Wednesday, February 08, 2006

I hate it here so much. I've just spent the past three hours in my room, the only room, crying, so now my heads sore and Im all puffy and red.

Pauls mum has been a complete and utter COW. A cunting fucking cow over the past three days, ignoring us when we are in the kitchen, telling us to fuck off out her room, telling us its her perogative to be grumpy when we ask her why, and the best one yet, today stating that "We essentially have seperate households and therefor nothing above minimum contact is called for".
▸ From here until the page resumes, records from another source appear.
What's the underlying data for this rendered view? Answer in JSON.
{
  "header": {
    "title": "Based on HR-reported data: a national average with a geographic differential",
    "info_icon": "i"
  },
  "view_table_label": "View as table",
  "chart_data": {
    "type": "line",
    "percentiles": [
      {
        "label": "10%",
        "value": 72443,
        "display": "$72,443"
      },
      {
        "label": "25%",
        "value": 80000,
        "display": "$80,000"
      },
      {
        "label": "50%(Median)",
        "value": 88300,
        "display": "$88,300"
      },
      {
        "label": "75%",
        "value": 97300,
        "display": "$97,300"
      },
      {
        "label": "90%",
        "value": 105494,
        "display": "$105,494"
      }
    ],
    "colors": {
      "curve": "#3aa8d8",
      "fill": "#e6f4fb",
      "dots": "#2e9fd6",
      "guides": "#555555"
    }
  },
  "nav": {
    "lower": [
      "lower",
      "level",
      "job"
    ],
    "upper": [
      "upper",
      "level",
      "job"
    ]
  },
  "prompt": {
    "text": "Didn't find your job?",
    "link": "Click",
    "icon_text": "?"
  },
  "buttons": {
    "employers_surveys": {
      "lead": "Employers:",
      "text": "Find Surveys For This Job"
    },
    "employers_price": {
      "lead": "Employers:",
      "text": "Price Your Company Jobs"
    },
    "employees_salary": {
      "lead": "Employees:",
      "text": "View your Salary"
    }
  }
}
So after me feeling so uncomforatble that I dont want to go to the kitchen to make anything to eat, and have spent most of the past 5 and a half hours in my room, reading a book and eating ben and Jerrys (and I wonder why Im obese) and sending Paul away to play Battlefield because lets face it, not a lot of fun watching your fiance sob so hard shes soaked through the duvet. Is it any wonder that Im pissed off that after her acting like a complete CUNT the past three days and stating that minimum contact is all thats called for, Paul stoats into her room and strikes up a conversation?

Therefor condoning what shes been doing the past three days and essentially saying "Be as much of a cow as you like, its all right with me Marri's in the next room feeling like shit and wondering just how much more she can take before she gets the flat back"

Its got to the stage now that if he's just going to condone the way she's acting and letting her away with it, I'm not sure if I can live with that. Im not sure I want a relationship where his mother will automatically be forgiven of what she's doing and Im just supposed to take it.

I might have to eat shit, but Idont have to like how it tastes. Game over. I'm out.

She forgets she ASKED us to live here for the year, we didnt ask her.

Oh yeah and the docs pulled my sntidepressants, as they were giving me serious side effects, so yeah although I want depressed I was going blind. So two weeks of cold turkey for me before they can give me anything else. Great. In this atmosphere. If it wasnt so fucking tragic and I couldnt stop crying, I would laugh.